Sunday, April 25, 2010

Feeling Hectored on the Way Home

When I was driving back to Annapolis Royal from the Association of Nova Scotia Museums conference on Cape Breton Island, I decided to make a short side trip. One of the dominant stories in the Nova Scotia media over the past month has been the uncertain future of the ship Hector in Pictou. If you have been reading this blog for a while you will know that I am enchanted by stories and images from the age of sail. Not being able to predict the future, I decided that I should stop to see the Hector while it was still available to be seen. Thankfully my travelling companion, Sherry Griffin from the Macdonald Museum in Middleton, agreed to a quick stop to stretch our legs and take some pictures. We were both glad that we did since Pictou is home to some fascinating heritage architecture in addition to a tall ship on the waterfront.

I have seen the Hector a number of times before, but I still enjoy stopping to have a look at it. It is a beautiful replica which tells an important story about Scottish settlement in Nova Scotia. The original Hector, a Dutch built fluyt, was launched sometime around 1750. In 1773, this vessel arrived with a load of Highland Scots immigrants in Pictou. This was the first of many shiploads of Scots who would make their way to Nova Scotia during the Highland clearances. Many of Nova Scotia's current residents are descended from this wave of Scottish immigration. I include myself in these descendants.

The modern images of the Hector replica (launched in 2000) show the vessel in better condition than it would have been in at the time of the original's arrival in Nova Scotia in 1773. A 23 year old vessel would have been nearing the end of its active service. When the ship arrived it had suffered through storms, dysentery, small pox and death. This version of the ship is probably more emblematic of how it looked shortly after it was launched.

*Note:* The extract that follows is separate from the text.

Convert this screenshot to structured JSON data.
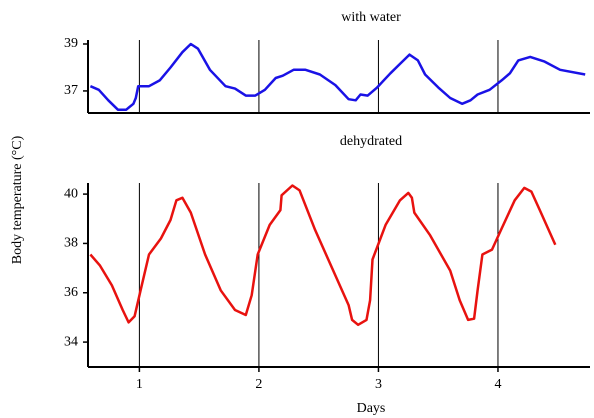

Currently there is some question as to the future operations of the ship as a museum and tourist attraction. The Town of Pictou has decided that it does not have the financial ability to operate the ship. Requests and pleas have been made to various levels of government to determine if there is a source of ongoing operational funds for the Hector. I have also seen a call for tenders for potential site operators in my email in the past week. Hopefully an arrangement will be found and the replica of the Hector will continue to teach people about Scottish immigration to Nova Scotia and generate revenue for the businesses on the Pictou waterfront. If the offer would help, I would be happy to see the ship tied up in Annapolis Royal for a few months in the summer.